On December 28, 1976, the Commission issued one of the orders that gave rise to this appeal. 16 The Commission accepted Otter Tail's tendered filing of October 4, 1976, for a compensatory firm wheeling rate schedule. 17 However, the Commission rejected Otter Tail's petition to order the new rate effective January 1, 1977, and held that the rate application did not constitute an "initial" rate under § 206 of the Federal Power Act. The Commission found instead that the filing was a rate change subject to suspension under the Act, 16 U.S.C. § 824d(e). Pursuant thereto the Commission ordered the effective date of the rate change for wheeling suspended for five months from January 1, 1977, to June 1, 1977. The Commission also accepted and suspended for five months Otter Tail's separate notices of termination of the special municipal agreements regarding the cities that did not protest the termination. 18 The effective termination dates of the special agreements of the remaining seven cities were fixed at dates prior to December 31, 1976. 19

Two months later the Commission granted Otter Tail's request for a rehearing of the December 28, 1976, order, but only for the limited purpose of further consideration. 20 On June 2, 1977, the Commission affirmed its earlier decision.

II.

The major effect of the Commission's ruling is that the rate increase was delayed for five months and the increased rate charged the 17 towns 21 commencing June 1, 1977, is

Page 404

subject to refund in the event the Commission determines in the ongoing rate hearing that the rate is unjust or unreasonable. 22 This is in contrast to the new rate now being charged Elbow Lake. 23 In the event that rate is held to be excessive, the Commission could order a prospective rate reduction. 24 The Commission possesses no authority, however, to order a refund for the period the excess rate is charged to Elbow Lake. 25

Otter Tail now seeks review of the Commission's latest orders as they affect the rate filed for the 17 communities.
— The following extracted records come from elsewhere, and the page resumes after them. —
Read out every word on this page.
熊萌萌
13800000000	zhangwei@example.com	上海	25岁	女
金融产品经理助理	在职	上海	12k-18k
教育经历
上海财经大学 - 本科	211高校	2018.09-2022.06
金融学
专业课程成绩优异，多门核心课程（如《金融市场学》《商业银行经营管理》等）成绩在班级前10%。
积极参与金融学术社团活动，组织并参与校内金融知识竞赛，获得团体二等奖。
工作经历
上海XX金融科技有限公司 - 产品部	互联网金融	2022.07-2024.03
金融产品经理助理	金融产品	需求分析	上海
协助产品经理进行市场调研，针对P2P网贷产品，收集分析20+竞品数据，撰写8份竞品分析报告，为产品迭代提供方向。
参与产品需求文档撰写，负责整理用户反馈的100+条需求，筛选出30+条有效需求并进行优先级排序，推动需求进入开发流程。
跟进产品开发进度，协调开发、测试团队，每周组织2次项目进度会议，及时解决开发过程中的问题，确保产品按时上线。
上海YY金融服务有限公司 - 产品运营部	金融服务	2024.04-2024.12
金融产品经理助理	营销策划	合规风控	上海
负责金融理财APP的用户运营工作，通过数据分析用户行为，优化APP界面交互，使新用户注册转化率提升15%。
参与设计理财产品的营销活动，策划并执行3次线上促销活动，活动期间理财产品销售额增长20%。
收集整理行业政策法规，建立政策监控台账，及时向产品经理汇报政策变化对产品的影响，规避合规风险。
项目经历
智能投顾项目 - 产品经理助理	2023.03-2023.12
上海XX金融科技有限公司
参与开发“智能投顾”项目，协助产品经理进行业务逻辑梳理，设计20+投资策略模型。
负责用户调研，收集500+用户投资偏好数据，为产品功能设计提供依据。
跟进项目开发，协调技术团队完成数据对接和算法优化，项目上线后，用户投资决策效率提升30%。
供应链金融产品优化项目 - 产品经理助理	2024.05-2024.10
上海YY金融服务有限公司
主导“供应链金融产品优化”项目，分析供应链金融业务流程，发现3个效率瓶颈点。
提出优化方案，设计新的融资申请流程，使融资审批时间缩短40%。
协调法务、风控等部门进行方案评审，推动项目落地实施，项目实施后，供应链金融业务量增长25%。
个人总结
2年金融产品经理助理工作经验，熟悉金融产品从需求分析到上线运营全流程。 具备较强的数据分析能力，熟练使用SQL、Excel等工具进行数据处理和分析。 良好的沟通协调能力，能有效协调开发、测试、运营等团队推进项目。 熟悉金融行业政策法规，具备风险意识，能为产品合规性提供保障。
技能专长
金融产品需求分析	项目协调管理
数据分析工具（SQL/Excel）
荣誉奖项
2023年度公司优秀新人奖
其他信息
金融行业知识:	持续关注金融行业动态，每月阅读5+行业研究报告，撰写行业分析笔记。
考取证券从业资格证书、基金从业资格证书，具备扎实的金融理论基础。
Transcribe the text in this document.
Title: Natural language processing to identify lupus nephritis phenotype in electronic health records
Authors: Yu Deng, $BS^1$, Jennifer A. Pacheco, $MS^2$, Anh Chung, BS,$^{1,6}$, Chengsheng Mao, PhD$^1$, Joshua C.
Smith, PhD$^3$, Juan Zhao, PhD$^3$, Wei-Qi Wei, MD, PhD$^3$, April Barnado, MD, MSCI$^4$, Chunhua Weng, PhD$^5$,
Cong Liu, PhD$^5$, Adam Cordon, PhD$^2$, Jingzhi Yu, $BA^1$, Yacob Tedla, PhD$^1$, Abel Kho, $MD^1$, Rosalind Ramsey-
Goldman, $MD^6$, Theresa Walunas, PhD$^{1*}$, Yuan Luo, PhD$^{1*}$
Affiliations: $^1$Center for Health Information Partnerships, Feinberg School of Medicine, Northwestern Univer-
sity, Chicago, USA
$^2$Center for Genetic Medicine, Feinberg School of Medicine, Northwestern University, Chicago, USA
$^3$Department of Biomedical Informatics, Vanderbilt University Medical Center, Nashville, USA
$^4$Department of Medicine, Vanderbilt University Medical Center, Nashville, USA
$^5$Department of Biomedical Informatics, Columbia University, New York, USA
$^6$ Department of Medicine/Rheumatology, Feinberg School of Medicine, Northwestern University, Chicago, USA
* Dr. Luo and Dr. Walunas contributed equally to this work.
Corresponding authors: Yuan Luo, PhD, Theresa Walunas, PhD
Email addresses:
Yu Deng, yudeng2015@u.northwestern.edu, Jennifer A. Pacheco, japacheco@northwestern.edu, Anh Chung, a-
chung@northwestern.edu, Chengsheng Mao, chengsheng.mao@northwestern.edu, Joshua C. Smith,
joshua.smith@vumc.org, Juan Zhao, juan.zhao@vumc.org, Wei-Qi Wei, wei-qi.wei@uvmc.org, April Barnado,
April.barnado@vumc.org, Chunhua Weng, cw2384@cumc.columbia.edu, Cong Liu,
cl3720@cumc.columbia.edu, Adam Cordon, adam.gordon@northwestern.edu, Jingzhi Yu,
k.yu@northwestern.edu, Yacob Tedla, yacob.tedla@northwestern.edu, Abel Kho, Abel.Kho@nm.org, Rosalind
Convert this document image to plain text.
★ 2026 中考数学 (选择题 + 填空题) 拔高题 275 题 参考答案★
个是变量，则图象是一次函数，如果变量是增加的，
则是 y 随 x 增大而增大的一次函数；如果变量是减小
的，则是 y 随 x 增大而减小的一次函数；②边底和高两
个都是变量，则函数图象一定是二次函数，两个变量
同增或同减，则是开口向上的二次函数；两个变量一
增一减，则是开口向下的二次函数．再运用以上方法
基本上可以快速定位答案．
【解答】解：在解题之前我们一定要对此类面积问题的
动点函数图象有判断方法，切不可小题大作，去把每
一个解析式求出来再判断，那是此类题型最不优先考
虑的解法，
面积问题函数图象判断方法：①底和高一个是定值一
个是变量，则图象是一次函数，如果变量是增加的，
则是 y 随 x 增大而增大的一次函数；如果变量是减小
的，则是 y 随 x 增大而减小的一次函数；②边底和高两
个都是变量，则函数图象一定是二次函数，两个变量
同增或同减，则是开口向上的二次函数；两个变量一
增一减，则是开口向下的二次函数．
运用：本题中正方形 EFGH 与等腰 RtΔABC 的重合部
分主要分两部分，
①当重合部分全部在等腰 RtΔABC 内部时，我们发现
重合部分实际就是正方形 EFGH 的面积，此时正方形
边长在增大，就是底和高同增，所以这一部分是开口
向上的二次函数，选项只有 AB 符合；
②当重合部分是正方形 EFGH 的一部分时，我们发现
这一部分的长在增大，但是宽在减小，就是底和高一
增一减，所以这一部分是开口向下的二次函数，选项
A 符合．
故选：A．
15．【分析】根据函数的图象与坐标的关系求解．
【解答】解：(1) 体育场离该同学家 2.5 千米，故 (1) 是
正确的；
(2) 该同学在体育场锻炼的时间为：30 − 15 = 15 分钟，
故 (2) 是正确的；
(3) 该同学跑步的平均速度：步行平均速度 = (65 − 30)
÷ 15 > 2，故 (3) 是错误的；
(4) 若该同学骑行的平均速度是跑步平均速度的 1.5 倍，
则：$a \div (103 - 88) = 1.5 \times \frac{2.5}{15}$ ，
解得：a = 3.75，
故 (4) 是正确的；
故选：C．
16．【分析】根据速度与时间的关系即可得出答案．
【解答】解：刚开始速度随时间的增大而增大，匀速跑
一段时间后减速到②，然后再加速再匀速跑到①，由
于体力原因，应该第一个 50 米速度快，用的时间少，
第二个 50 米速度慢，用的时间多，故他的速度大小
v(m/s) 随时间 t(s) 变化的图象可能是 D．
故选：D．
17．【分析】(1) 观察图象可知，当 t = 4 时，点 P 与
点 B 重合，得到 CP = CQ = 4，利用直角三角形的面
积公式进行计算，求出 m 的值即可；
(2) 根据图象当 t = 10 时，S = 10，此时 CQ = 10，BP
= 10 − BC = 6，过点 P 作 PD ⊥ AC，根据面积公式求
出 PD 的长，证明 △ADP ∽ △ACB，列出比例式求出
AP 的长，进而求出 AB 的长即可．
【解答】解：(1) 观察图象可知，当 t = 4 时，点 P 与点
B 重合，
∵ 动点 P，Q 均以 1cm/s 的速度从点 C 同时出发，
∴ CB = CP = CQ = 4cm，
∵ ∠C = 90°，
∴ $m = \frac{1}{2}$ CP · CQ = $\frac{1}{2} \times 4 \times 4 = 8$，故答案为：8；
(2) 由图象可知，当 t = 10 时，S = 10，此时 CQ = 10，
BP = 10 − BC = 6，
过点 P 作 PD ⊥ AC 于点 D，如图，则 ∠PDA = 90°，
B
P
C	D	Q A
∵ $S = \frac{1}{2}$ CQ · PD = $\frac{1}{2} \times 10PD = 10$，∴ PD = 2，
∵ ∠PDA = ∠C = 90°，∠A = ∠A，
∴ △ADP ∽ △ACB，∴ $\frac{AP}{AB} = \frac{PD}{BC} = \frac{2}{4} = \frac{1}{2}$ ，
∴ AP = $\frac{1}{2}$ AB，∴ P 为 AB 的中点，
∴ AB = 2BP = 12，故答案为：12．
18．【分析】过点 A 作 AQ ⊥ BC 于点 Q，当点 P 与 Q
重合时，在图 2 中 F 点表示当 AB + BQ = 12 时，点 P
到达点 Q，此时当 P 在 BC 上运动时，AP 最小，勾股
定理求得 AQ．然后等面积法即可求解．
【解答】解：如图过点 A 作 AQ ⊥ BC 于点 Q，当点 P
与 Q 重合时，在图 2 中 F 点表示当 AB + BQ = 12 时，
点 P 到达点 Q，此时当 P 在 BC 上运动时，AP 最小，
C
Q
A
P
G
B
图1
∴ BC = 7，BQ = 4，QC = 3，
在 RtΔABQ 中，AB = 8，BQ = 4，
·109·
It urges that the Commission erred (1) in failing to file the rate schedule as an initial rate under § 205, (2) in failing to make Otter Tail's newly filed rate for firm wheeling service applicable to the towns effective January 1, 1977, (3) in suspending the expiration and termination of the Bureau Otter Tail contract beyond December 31, 1976, and (4) in failing to recognize the termination of the separate municipal rate schedules for each town on December 31, 1976.

Before assessing the merits of these contentions we first summarily dispose of the intervenors' and Commission's claim that the suspension of Otter Tail's rate increase is not a reviewable matter. The Commission urges that suspension or the refusal to suspend a rate change is a nonreviewable exercise of agency discretion. See City of Westfield v. FPC, 551 F.2d 468, 468 (1st Cir. 1977); Municipal Light Boards v. FPC, 146 U.S.App.D.C. 294, 304, 450 F.2d 1341, 1351 (1971), Cert. denied, 405 U.S. 989, 92 S.Ct. 1251, 31 L.Ed.2d 445 (1972). We have no disagreement with these authorities. The Commission's discretionary suspension power, however, exists only when a utility files a rate change. Accordingly, an initial inquiry must be made to determine whether the Commission has exceeded the scope of its authority in declaring the newly filed rate a change in rate rather than an initial one. Because the Commission's characterization of the rate affects its basic authority under the Act, the Commission's decision is reviewable. Cf. Trans Alaska Pipeline Rates Cases, 436 U.S. 631, 638-39, 98 S.Ct. 2053, 2058-59, n.17, 56 L.Ed.2d 591 (1978).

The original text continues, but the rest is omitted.